Blue Cross Blue Shield in Texas is the only insurer offering exchange plans in Wichita Falls. Dr. Dan McCoy, the company’s chief medical officer, says part of the problem was the health law’s compressed timeline.
“Clearly at the end of December there were a significant number of members that enrolled and it’s taken some time to work through that volume in membership,” explains McCoy. “And we know this is a new day in the transformation of American health care. So it’s going to take a little bit of time to work through that.”
Health Care Service Corp., which owns Blue Cross Blue Shield of Texas, has tried to address the situation by adding another 600 employees at its call center to handle the influx of calls and by extending business hours. McCoy has also been working directly with the Texas Medical Association to work out the kinks.
Anders Gilberg, senior vice president of government affairs at the Medical Group Management Association in Washington, D.C., a trade group for practice administrators, says the real problem is that signing up for coverage on the exchange isn’t as simple as the White House has made it sound.
“What we’ve found is that messaging out of the [Obama] administration right now that’s aimed at the public, it tends to oversimplify the complexity of what it takes to get covered on the exchanges,” says Gilberg. “Just because you enrolled in coverage doesn’t mean your coverage is effective.”

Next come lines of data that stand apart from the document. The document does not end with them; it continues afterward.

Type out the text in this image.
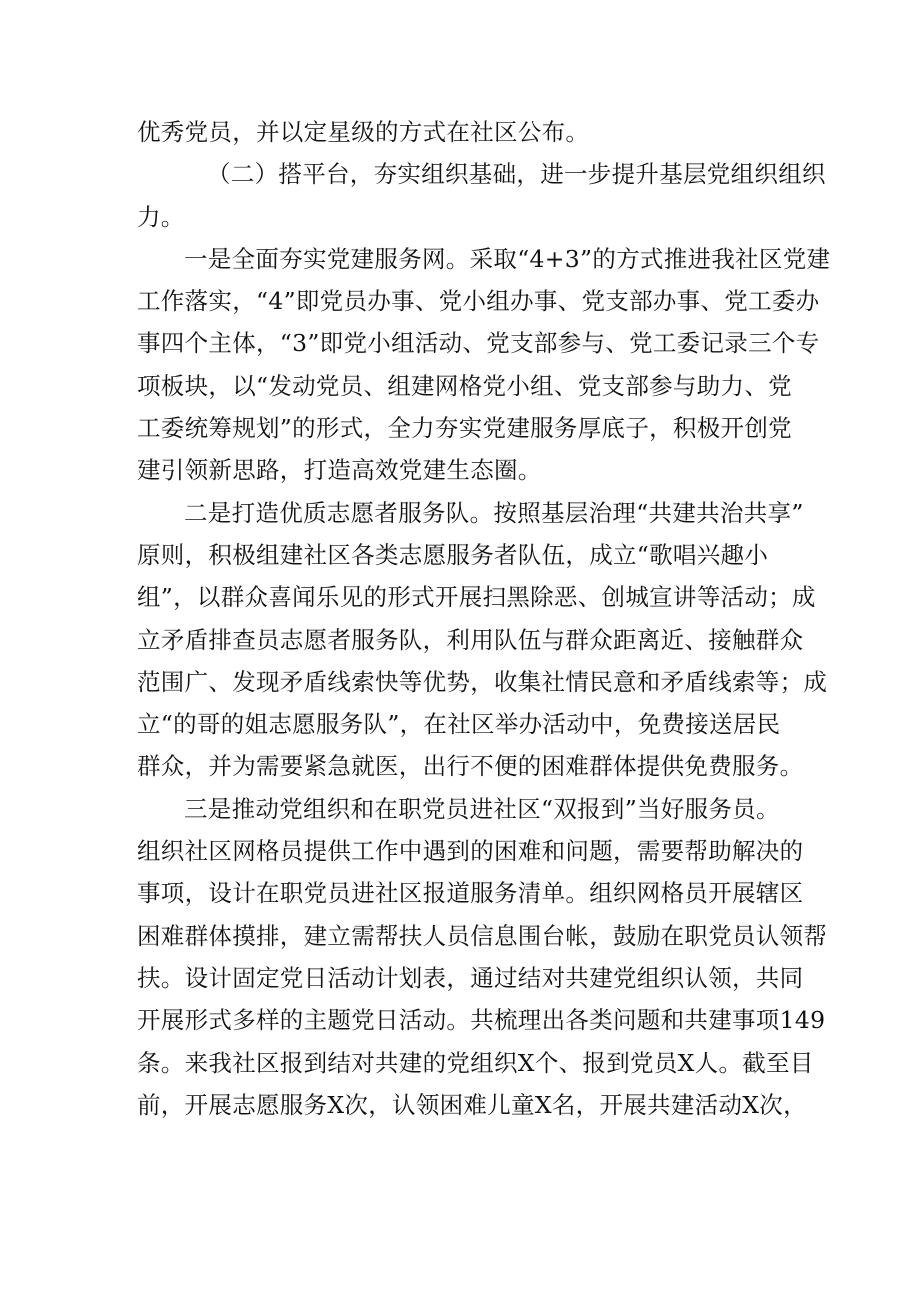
优秀党员，并以定星级的方式在社区公布。
（二）搭平台，夯实组织基础，进一步提升基层党组织组织
力。
一是全面夯实党建服务网。采取“4+3”的方式推进我社区党建
工作落实，“4”即党员办事、党小组办事、党支部办事、党工委办
事四个主体，“3”即党小组活动、党支部参与、党工委记录三个专
项板块，以“发动党员、组建网格党小组、党支部参与助力、党
工委统筹规划”的形式，全力夯实党建服务厚底子，积极开创党
建引领新思路，打造高效党建生态圈。
二是打造优质志愿者服务队。按照基层治理“共建共治共享”
原则，积极组建社区各类志愿服务者队伍，成立“歌唱兴趣小
组”，以群众喜闻乐见的形式开展扫黑除恶、创城宣讲等活动；成
立矛盾排查员志愿者服务队，利用队伍与群众距离近、接触群众
范围广、发现矛盾线索快等优势，收集社情民意和矛盾线索等；成
立“的哥的姐志愿服务队”，在社区举办活动中，免费接送居民
群众，并为需要紧急就医，出行不便的困难群体提供免费服务。
三是推动党组织和在职党员进社区“双报到”当好服务员。
组织社区网格员提供工作中遇到的困难和问题，需要帮助解决的
事项，设计在职党员进社区报道服务清单。组织网格员开展辖区
困难群体摸排，建立需帮扶人员信息围台帐，鼓励在职党员认领帮
扶。设计固定党日活动计划表，通过结对共建党组织认领，共同
开展形式多样的主题党日活动。共梳理出各类问题和共建事项149
条。来我社区报到结对共建的党组织X个、报到党员X人。截至目
前，开展志愿服务X次，认领困难儿童X名，开展共建活动X次，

Even if patients pay their premium right away, it could be up to six weeks before their coverage actually starts. To have insurance start at the beginning of a month, the coverage generally must be purchased by the middle of the previous month. A plan purchased on Feb. 14 would be effective March 1. But a plan purchased on Feb. 16, for example, would not become effective until April 1. Go to the doctor before then, and your insurer doesn’t pay.
“It’s not a surprise that given the subtle nuances and differences of what these exchange products are, that you’re in a gray area right now where there’s a little confusion on the patient side and the practice side. And I think that’s what we’re seeing a lot of right now,” says Gilberg.